16Au-delà de l’Irak et de l’issue de la situation à plus long terme, l’on ne peut encore établir un bilan définitif de la « guerre contre le terrorisme ». Des signes inquiétants persistent. Le président Bush a déclaré que deux tiers des dirigeants d’al-Qaïda avait été éliminés ou capturés, mais Michael Scheuer, ancien responsable de la cellule de la CIA chargée de suivre Ben Laden, a averti que « penser qu’ils (al-Qaïda) ont seulement un tiers de leurs dirigeants est une incompréhension. Cela revient à réfléchir en termes légaux. Ils attachent beaucoup d’importance à la succession des chefs, et l’un des commandements de base d’al-Qaïda est de préparer [ses membres] à succéder aux chefs capturés ou tués ». En d’autres termes, les terroristes ne forment pas une somme fixe. Al-Qaïda a été entamé, mais un réseau étendu est comme un vol d’oiseaux qui peut être dispersé mais qui s’éloigne pour se regrouper à nouveau. Il n’y a heureusement pas eu d’attaque majeure comparable à celle du 11 septembre depuis lors, cependant Richard Clark, ancien conseiller de plusieurs présidents sur les questions de terrorisme, considère que le nombre d’attaques djihadistes depuis le 11 septembre 2001 est deux fois plus important qu’au cours des trois années précédentes. Selon les agents de renseignement britanniques, de sérieux événements ont été évités, et un expert américain estime les chances d’une attaque majeure sur le sol américain dans les deux ans à venir à une sur trois. De telles prédictions sont inquiétantes et montrent combien il serait inconsidéré de baisser notre garde.
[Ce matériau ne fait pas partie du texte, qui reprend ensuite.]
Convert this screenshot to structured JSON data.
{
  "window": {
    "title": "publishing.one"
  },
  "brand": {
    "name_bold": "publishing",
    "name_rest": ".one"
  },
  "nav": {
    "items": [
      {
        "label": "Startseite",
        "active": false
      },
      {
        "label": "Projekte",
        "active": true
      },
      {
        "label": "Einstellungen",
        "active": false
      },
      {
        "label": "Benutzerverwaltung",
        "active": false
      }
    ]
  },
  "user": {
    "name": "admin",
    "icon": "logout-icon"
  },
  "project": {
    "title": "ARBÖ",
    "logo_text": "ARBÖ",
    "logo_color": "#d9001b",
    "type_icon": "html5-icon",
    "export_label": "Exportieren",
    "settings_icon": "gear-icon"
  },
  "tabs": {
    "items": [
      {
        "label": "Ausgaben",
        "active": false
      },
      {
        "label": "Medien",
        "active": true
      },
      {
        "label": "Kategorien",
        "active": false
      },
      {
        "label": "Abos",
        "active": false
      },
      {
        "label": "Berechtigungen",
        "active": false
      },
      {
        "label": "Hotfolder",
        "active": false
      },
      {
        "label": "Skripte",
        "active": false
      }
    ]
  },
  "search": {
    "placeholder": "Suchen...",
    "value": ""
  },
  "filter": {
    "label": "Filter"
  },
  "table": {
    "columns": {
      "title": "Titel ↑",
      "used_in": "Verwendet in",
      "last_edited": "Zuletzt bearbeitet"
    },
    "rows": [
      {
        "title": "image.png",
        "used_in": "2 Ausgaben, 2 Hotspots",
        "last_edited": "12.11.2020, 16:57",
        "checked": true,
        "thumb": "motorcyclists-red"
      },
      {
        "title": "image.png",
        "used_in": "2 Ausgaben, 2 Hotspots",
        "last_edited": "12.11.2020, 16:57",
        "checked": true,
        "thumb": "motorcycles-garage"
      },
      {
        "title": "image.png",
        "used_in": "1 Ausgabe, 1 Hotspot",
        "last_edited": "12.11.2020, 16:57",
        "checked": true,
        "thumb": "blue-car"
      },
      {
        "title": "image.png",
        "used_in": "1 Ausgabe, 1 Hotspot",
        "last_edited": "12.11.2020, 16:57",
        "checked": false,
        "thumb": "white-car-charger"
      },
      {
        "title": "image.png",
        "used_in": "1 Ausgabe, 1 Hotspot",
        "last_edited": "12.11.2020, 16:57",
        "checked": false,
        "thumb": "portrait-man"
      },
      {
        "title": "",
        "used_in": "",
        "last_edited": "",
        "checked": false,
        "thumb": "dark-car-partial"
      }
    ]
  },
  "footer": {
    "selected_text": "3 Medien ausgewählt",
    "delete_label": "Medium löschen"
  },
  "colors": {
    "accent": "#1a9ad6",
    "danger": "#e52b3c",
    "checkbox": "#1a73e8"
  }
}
17Parce que la puissance repose sur trois éléments, le militaire, l’économique et le « soft power », l’affaiblissement du « soft power » américain au cours des deux dernières années est dommageable pour la lutte contre le terrorisme. Tandis qu’une démocratisation réussie en Irak renforcerait le « soft power » des États-Unis, le recul actuel est bien mauvais signe. Il n’y a rien de chauviniste à prétendre que le monde a besoin de la puissance américaine pour affronter le genre de menace que fait peser le terrorisme transnational. Si le plus grand pays tire les leçons de l’Irak, se replie sur lui-même et refuse de prendre des risques, le monde sera moins sûr. La sécurité face au terrorisme transnational devrait être considéré comme un bien public collectif, pas seulement un bien pour les États-Unis mais aussi pour les autres nations. Si les États-Unis ne remplissent pas le rôle de leader dans la lutte contre le terrorisme, aucun autre pays ne le fera à leur place.
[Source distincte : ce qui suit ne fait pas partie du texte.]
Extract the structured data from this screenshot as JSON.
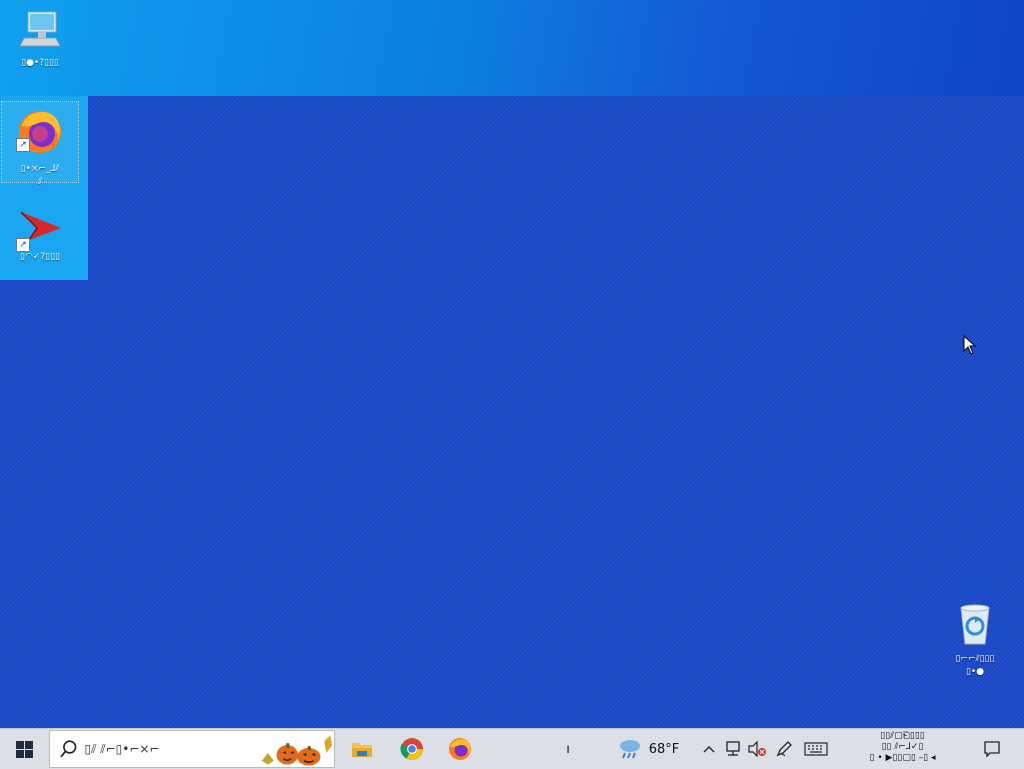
{
  "desktop": {
    "icons": [
      {
        "name": "this-pc",
        "label": "▯●•?▯▯▯",
        "kind": "computer"
      },
      {
        "name": "firefox",
        "label": "▯•×⌐_⅃⫽",
        "label2": "⫽",
        "kind": "firefox"
      },
      {
        "name": "app-red-arrow",
        "label": "▯◠✓?▯▯▯",
        "kind": "red-arrow"
      },
      {
        "name": "recycle-bin",
        "label": "▯⌐⌐⫽▯▯▯",
        "label2": "▯•●",
        "kind": "recycle-bin"
      }
    ]
  },
  "taskbar": {
    "search_placeholder": "▯⫽ ⫽⌐▯•⌐×⌐",
    "apps": [
      "file-explorer",
      "chrome",
      "firefox"
    ],
    "weather_temp": "68°F",
    "divider_text": "ı",
    "clock": {
      "time": "▯▯⫽▢⎗▯▯▯",
      "date_line1": "▯▯ ⫽⌐⅃✓▯",
      "date_line2": "▯ • ▶▯▯▢▯ –▯ ◂"
    },
    "tray_icons": [
      "chevron-up-icon",
      "network-icon",
      "volume-muted-icon",
      "pen-icon",
      "keyboard-icon"
    ],
    "notification_icon": "notification-icon"
  },
  "colors": {
    "desktop_bg": "#1a49c6",
    "wallpaper_top": "#0fa1ee",
    "taskbar_bg": "#dcdfe6",
    "start_blue": "#0078d7"
  }
}
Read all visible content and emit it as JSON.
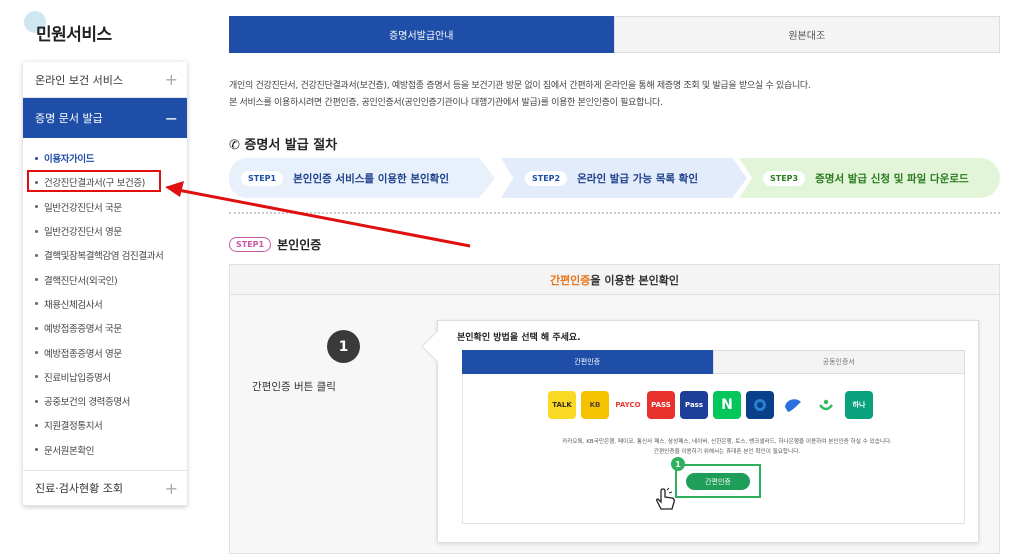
{
  "sidebar": {
    "title": "민원서비스",
    "groups": {
      "online_health": {
        "label": "온라인 보건 서비스",
        "icon": "+"
      },
      "cert_issue": {
        "label": "증명 문서 발급",
        "icon": "−"
      },
      "treatment": {
        "label": "진료·검사현황 조회",
        "icon": "+"
      }
    },
    "items": [
      "이용자가이드",
      "건강진단결과서(구 보건증)",
      "일반건강진단서 국문",
      "일반건강진단서 영문",
      "결핵및잠복결핵감염 검진결과서",
      "결핵진단서(외국인)",
      "채용신체검사서",
      "예방접종증명서 국문",
      "예방접종증명서 영문",
      "진료비납입증명서",
      "공중보건의 경력증명서",
      "지원결정통지서",
      "문서원본확인"
    ]
  },
  "tabs": {
    "active": "증명서발급안내",
    "inactive": "원본대조"
  },
  "intro": {
    "line1": "개인의 건강진단서, 건강진단결과서(보건증), 예방접종 증명서 등을 보건기관 방문 없이 집에서 간편하게 온라인을 통해 제증명 조회 및 발급을 받으실 수 있습니다.",
    "line2": "본 서비스를 이용하시려면 간편인증, 공인인증서(공인인증기관이나 대행기관에서 발급)를 이용한 본인인증이 필요합니다."
  },
  "procedure": {
    "title": "✆ 증명서 발급 절차",
    "steps": [
      {
        "tag": "STEP1",
        "label": "본인인증 서비스를 이용한 본인확인"
      },
      {
        "tag": "STEP2",
        "label": "온라인 발급 가능 목록 확인"
      },
      {
        "tag": "STEP3",
        "label": "증명서 발급 신청 및 파일 다운로드"
      }
    ]
  },
  "step1_section": {
    "tag": "STEP1",
    "title": "본인인증",
    "box_title_highlight": "간편인증",
    "box_title_rest": "을 이용한 본인확인",
    "step_number": "1",
    "instruction": "간편인증 버튼 클릭",
    "panel": {
      "title": "본인확인 방법을 선택 해 주세요.",
      "tabs": [
        "간편인증",
        "공동인증서"
      ],
      "providers": [
        "TALK",
        "KB",
        "PAYCO",
        "PASS",
        "Pass",
        "N",
        "신한",
        "toss",
        "bank",
        "하나"
      ],
      "notice_line1": "카카오톡, KB국민은행, 페이코, 통신사 패스, 삼성패스, 네이버, 신한은행, 토스, 뱅크샐러드, 하나은행을 이용하여 본인인증 하실 수 있습니다.",
      "notice_line2": "간편인증을 이용하기 위해서는 휴대폰 본인 확인이 필요합니다.",
      "button_num": "1",
      "button_label": "간편인증"
    }
  },
  "colors": {
    "primary": "#1e4ea8",
    "highlight_red": "#e01010",
    "green": "#2eb05c",
    "orange": "#e8751a"
  }
}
18La question clé n’est pas de savoir si cette perte de « soft power » américain est bonne ou mauvaise. Ce qui importe, c’est de savoir si et comment elle peut être inversée. Beaucoup de pays se sont détournés des États-Unis à l’époque de la guerre du Vietnam, mais l’Amérique a réussi à recouvrer son « soft power » après avoir changé de politique. Si le président Bush suit les signes actuels d’un second mandat orienté vers une solution politique en Irak, la poursuite d’un processus de paix au Moyen-Orient et une approche plus consultative des alliés et des institutions internationales, alors le « soft power » américain pourrait être restauré. Car s’il ne fournit pas à lui seul une solution, il en est une part essentielle. Une combinaison de hard et soft est nécessaire pour faire à nouveau des États-Unis une puissance intelligente, un « smart power ». Le succès – ou l’échec – de cet effort sera crucial pour savoir si la « guerre contre le terrorisme » va accroître le chaos ou la sécurité.